Corporate earnings calls contain valuable information about a company’s performance and future outlook; however, oftentimes, individual investors do not have the time or the resources to analyze the information being conveyed in the audio recordings of these calls quickly enough to make important investment decisions. Typically, past sentiment analysis work has mainly focused on transcripts rather than the actual audio of the earnings call. We want to make this information widely accessible by concisely quantifying the sentiment from the audio of the calls so that retail investors can make informed decisions using the information contained in the calls. Our solution will analyze the raw audio content of earnings calls using sentiment analysis techniques for audio signals.
So far we have used a convolutional neural network as a binary classifier to predict whether a stock will go up or down within the three day window following an earnings call based on a variety of audio features extracted from the recording of the earnings call. Some features we have included in our model are Mel-frequency cepstrum coefficients (MFCCs) (mean and standard deviation throughout a speech instance), speaking rate, silence ratio, and zero crossing rate. In order to engineer and compute these features for specific speakers, we used a Python library called aeneas to force alignment between the audio transcript and the audio recording and then select only the parts of the audio that corresponded to the speakers relevant to our model (in this case, the CEO of each company). After computing the feature values, we fed them into our convolutional neural net, which made predictions of which companies' stocks would go up and which would go down.
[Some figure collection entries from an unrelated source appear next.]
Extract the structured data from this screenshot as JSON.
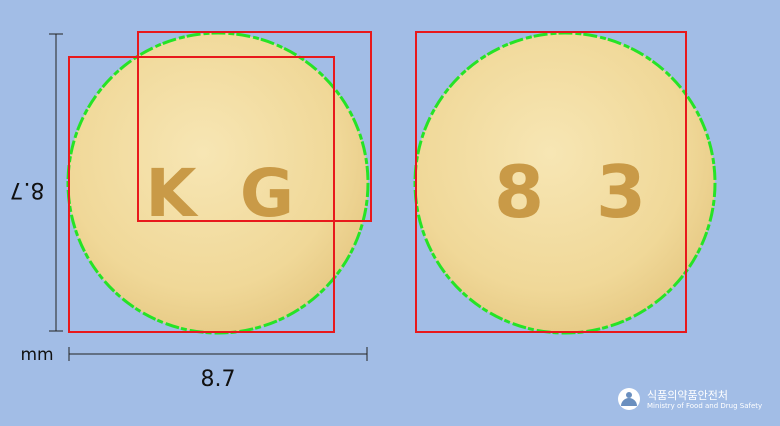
{
  "units": "mm",
  "width_label": "8.7",
  "height_label": "8.7",
  "left_tablet": {
    "imprint_left": "K",
    "imprint_right": "G"
  },
  "right_tablet": {
    "imprint_left": "8",
    "imprint_right": "3"
  },
  "colors": {
    "background": "#a2bde6",
    "tablet": "#f2dca0",
    "imprint": "#c99a47",
    "detection_box": "#e8191c",
    "contour": "#26e326"
  },
  "footer": {
    "title_ko": "식품의약품안전처",
    "title_en": "Ministry of Food and Drug Safety",
    "logo_icon": "mfds-logo-icon"
  }
}
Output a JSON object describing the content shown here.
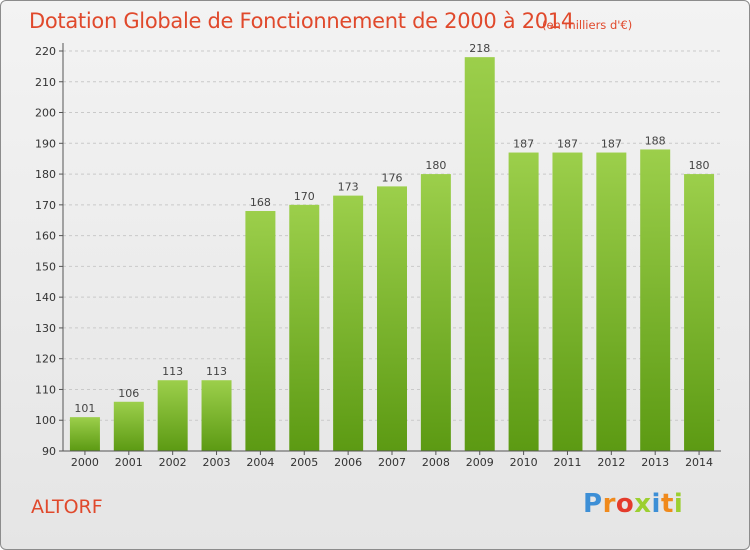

So far, we have focused mostly on an end-to-end neural network design based on features that are mostly uninterpretable. This has yielded us a moderately successful model. Next, we plan to make improvements in two ways: 1) Making adjustments to the neural network architecture in order to improve the performance of the model on the existing features, and 2) Investigating a different approach wherein we use a neural network to extract interpretable quantifications of speaker sentiment from the earnings call audio and subsequently using these interpretable sentiment features as inputs to a potentially simpler model. We believe that both approaches are promising, and we have already started laying the groundwork for work on both fronts.